John 5-18This is a screenshot of the High Definition New Testament put together by Steve Runge at Logos Bible Software.  We can learn a lot about the passage from Steve.  The words that are in bold are emphasized in the text, so we can see that all the more, only, even, his own father, and equal are emphasized.  So we can conclude that the Jewish leaders/opponents of Christ really wanted to kill him, because a. he was breaking the Sabbath, and b. (and more importantly) in the process he was making himself equal with God!  Imagine that.

But why was he breaking the Sabbath?  I’m glad you didn‘t asked.  Here is how the Jewish leaders saw things. The Jewish rabbis were not completely unreasonable about the Sabbath.  They allowed for certain tasks to be done that could not be avoided.  For instance, if it was the 8th day after the birth of a male child, they agreed that circumcision could take place.  If healing was life-threatening, they agreed it could be performed, but only in that case.  If it was not life-threatening, it could wait until Monday.

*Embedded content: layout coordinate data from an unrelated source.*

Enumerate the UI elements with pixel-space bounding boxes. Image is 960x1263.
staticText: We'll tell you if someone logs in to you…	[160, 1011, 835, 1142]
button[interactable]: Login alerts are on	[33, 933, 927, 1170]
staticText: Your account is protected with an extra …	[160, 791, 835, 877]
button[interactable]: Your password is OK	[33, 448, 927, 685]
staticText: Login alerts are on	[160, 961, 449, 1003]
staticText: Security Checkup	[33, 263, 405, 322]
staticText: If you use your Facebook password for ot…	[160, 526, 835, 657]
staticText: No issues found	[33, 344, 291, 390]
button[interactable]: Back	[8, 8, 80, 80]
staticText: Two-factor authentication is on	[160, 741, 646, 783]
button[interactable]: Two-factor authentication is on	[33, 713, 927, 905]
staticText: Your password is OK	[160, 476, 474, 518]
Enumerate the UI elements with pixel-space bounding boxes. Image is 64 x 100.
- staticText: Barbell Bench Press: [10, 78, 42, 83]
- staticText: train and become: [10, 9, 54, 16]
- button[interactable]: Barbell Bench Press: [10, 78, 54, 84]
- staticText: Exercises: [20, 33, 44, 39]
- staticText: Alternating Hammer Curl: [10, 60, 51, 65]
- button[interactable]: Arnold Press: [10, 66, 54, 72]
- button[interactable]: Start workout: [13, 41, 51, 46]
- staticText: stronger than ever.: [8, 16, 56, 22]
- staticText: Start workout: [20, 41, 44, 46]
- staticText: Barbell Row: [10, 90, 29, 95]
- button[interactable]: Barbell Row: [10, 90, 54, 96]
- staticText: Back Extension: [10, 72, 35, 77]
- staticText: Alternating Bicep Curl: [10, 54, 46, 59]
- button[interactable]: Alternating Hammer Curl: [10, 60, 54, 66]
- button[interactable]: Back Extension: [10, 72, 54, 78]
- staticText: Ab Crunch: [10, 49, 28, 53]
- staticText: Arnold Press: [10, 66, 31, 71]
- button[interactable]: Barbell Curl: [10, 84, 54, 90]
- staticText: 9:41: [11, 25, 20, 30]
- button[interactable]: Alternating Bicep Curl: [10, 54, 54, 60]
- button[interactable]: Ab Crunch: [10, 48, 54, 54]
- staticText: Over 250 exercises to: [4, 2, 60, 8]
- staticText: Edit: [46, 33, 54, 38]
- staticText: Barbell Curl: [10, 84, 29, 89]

Put yourself in their shoes.  Here was a guy who had been sick for 38 years!  There was no way that he was in danger of dying.  It was entirely possible for Jesus to wait until the next day to heal the man.  Therefore, Jesus could have—and in their eyes should have—waited.

Jesus, on the other hand, had different priorities.  First, he felt that healing the man took precedence over the rabbis’ interpretation of the Sabbath law, and so he healed him.  Second, Jesus had a far more important point to make, which John explains for us in vs. 18.  By healing on the Sabbath, Jesus was making himself equal with God, a fact, by the way, which Christ claimed, and the Jewish opponents fully understood.

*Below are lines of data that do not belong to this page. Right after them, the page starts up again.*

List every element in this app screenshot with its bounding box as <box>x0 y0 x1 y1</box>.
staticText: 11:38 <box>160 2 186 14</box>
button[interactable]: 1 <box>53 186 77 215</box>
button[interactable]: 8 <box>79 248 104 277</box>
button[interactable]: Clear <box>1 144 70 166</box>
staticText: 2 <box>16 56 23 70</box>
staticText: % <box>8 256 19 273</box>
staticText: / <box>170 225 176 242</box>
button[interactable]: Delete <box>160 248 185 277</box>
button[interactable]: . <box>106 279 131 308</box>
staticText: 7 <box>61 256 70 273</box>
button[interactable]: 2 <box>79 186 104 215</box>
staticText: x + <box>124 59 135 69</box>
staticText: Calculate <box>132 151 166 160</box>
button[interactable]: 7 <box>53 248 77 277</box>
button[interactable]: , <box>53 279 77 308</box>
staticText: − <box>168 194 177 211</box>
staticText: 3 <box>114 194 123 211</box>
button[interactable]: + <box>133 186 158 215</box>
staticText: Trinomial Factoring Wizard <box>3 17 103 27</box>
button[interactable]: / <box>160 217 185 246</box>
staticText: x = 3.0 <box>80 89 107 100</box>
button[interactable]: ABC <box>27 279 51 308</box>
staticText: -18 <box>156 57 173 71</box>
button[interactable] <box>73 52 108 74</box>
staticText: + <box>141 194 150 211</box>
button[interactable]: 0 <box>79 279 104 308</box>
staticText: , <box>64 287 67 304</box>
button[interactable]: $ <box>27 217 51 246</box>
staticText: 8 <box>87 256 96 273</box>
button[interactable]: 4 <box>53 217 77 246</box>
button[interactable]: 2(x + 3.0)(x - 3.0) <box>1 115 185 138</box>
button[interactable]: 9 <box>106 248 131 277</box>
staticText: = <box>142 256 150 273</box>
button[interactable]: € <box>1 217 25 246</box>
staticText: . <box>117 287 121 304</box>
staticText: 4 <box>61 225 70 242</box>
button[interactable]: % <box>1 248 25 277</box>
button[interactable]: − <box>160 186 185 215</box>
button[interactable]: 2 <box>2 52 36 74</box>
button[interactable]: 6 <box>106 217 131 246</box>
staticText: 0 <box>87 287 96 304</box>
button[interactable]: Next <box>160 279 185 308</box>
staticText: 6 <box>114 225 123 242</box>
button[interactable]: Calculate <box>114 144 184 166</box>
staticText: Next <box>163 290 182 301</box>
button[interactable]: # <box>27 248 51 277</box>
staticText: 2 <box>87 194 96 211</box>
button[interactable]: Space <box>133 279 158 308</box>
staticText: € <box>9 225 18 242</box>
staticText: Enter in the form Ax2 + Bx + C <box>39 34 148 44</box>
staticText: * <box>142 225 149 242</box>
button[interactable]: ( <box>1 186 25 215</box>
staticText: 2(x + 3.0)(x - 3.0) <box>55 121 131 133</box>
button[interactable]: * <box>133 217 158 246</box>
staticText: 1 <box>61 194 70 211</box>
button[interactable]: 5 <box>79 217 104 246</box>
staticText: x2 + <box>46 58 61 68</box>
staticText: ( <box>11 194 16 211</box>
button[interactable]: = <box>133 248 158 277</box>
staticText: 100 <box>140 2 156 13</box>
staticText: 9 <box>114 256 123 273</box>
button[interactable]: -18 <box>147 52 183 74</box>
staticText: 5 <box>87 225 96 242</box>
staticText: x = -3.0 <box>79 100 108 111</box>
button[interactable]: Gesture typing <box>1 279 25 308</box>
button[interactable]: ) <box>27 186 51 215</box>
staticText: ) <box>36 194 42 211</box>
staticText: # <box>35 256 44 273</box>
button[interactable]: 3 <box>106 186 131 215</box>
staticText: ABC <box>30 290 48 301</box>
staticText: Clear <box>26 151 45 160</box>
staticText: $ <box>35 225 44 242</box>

So, the crucial question to answer is, “how did Christ’s healing on the Sabbath make himself equal with God?”

The rabbis themselves understood that God had not ceased his work on the Sabbath.  Their interpretation [codified in Rome in 95 AD] was that the entire world was God’s private residence, so by continuing his work [giving life, taking it away, divine providence, etc.], he himself was not abrogating [yeah, I know, that is an un-Marine like word] the Sabbath law.  It was perfectly acceptable to the Jews that God continued his work on the Sabbath.

So what does Jesus say in vs. 17? “My Father is working until now, and I am working.”

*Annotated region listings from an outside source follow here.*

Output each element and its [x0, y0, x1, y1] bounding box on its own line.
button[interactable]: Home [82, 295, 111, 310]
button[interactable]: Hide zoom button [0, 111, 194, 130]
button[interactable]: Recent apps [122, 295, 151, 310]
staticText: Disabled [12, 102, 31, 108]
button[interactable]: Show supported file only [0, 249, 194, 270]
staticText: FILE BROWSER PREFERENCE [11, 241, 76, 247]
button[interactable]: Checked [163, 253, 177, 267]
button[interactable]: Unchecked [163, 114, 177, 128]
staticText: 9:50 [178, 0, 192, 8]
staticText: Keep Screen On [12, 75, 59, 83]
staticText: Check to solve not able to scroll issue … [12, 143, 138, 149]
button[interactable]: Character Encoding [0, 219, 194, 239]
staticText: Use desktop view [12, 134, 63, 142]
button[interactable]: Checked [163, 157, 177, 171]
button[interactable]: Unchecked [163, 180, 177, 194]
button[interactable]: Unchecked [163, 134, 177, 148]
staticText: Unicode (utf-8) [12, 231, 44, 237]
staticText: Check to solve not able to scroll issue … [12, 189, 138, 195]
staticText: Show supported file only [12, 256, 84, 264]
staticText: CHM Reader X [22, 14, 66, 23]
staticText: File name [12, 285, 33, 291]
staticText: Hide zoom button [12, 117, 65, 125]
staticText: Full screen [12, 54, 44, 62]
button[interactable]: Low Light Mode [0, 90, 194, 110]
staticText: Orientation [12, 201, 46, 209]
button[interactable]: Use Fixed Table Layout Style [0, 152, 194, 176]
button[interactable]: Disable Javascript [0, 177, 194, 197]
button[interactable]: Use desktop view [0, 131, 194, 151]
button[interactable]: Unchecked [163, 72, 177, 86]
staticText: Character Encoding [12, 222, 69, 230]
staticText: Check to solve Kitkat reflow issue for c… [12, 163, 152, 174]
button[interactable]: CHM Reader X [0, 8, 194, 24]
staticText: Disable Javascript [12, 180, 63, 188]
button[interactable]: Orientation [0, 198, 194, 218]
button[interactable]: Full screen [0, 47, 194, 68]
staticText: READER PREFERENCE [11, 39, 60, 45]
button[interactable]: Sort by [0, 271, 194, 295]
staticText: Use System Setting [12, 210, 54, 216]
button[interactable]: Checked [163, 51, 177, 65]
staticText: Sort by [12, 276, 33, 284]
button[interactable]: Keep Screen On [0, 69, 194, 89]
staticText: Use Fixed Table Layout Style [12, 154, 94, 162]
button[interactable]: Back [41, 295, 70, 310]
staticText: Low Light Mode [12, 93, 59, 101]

Christ is pointing out that they all agreed that God was continuing his work on the Sabbath, so far so good.  The explosive comment is when Christ says: “and I am working.”  Them there were fighting words.  Only God could work on the Sabbath, and Christ is clearly pointing out, “look at me, I am working on the Sabbath.”  Christ wanted them to understand and they certainly did understand that he was at that point doing something that everyone agreed only God could do on the Sabbath, thereby making himself equal with God.

The Jewish leaders got Christ’s point.  They didn’t believe it; they thought it was blasphemy; they wanted to kill him for it, but they did understand what he certainly was saying.

He was saying that he was equal with God.

What do you think about that, dear reader?  It certainly is directed, not only at the Jewish leaders, but you [and me] as well.